Inspiration Donjons & Dragons

Depuis l’âge de 17 ans, Patrick Mercier s’adonne aux jeux de rôles comme Donjons & Dragons et les grandeurs natures. « J’ai créé le personnage dans une partie de Donjons & Dragons. C’est dans mes premiers personnages du jeu. J’écrivais un journal pour dire ce qu’il se passait chaque jour avec lui. Le résumé de la série est là-dedans », a-t-il raconté.
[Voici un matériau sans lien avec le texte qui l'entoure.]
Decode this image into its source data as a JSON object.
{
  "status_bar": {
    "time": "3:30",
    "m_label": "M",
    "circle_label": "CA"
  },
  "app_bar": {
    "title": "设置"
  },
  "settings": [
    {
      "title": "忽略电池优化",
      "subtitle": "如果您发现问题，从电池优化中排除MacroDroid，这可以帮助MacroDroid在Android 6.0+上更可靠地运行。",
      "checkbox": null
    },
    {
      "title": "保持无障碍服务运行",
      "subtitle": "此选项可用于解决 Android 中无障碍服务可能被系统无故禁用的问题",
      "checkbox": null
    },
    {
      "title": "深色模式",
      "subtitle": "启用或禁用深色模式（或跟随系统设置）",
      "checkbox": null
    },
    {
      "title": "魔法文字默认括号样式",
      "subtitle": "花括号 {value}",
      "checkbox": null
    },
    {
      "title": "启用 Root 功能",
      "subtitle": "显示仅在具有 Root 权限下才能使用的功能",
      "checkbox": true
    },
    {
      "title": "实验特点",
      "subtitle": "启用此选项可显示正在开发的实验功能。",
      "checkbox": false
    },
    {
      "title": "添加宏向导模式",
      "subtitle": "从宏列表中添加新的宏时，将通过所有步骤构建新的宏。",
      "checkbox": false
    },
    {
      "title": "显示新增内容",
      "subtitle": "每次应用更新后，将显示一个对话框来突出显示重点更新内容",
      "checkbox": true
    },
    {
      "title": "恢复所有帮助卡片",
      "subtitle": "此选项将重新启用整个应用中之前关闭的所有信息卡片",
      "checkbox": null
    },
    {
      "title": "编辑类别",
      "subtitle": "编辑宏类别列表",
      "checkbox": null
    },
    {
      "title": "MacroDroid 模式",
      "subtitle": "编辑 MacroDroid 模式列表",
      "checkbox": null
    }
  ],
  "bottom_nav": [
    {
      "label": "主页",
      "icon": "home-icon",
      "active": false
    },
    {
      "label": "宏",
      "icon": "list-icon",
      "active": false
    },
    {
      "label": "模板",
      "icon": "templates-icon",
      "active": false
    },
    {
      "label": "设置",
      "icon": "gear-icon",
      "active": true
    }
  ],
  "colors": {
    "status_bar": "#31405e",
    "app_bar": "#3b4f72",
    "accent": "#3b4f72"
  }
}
C’est ce qui a fait que le récit est à la première personne, « comme si le héros nous racontait son histoire ». Il ne faut toutefois pas croire tout ce qu’Halthos raconte. « C’est sa version de l’histoire, donc parfois ça peut être erroné. On peut dire que quelquefois, il embellit les choses à son avantage. Il est narcissique, vantard. Il va aider les gens, mais c’est parce qu’il pense que lui ça va l’aider. Il veut que les autres parlent en bien de lui, il veut être célèbre. C’est un anti-héros, mais gentil. En fait, sa motivation, c’est qu’il veut que le monde pense qu’il est gentil, mais avec son passé et tout, ce n’est pas le plus gentil », explique M. Mercier.

Un récit personnel

« J’ai apporté mon vécu personnel dans l’histoire. J’ai essayé de mettre beaucoup d’émotions, parce que j’aime ça ressentir les émotions quand je lis, j’ai plus d’images et c’est plus facile d’imaginer ce qu’il se passe », confie l’auteur qui souhaite que le lecteur retienne le message de ne jamais abandonner. « Il faut toujours poursuivre ses rêves et ne pas écouter les autres, parce que moi j’ai écouté les autres longtemps et ça m’a nui. Si tu as un feeling de faire quelque chose, tu es mieux de le faire sinon tu vas avoir des regrets. Si ça ne marche pas, au moins tu vas avoir essayé. On a toujours peur de ce que les autres vont dire. »

Fait intéressant : le roman commence avec une explication de quelques pages, par Halthos lui-même, pour mettre dans le bain les novices de ce genre littéraire qui fait de plus en plus d’adeptes.

Patrick Mercier a d’autres projets littéraires dans le même univers qu’Halthos, qui explorent d’autres personnages ou éléments du monde. Il sera au prochain Salon du livre de l’Abitibi-Témiscamingue. Son premier roman est disponible en librairie au Québec et en France.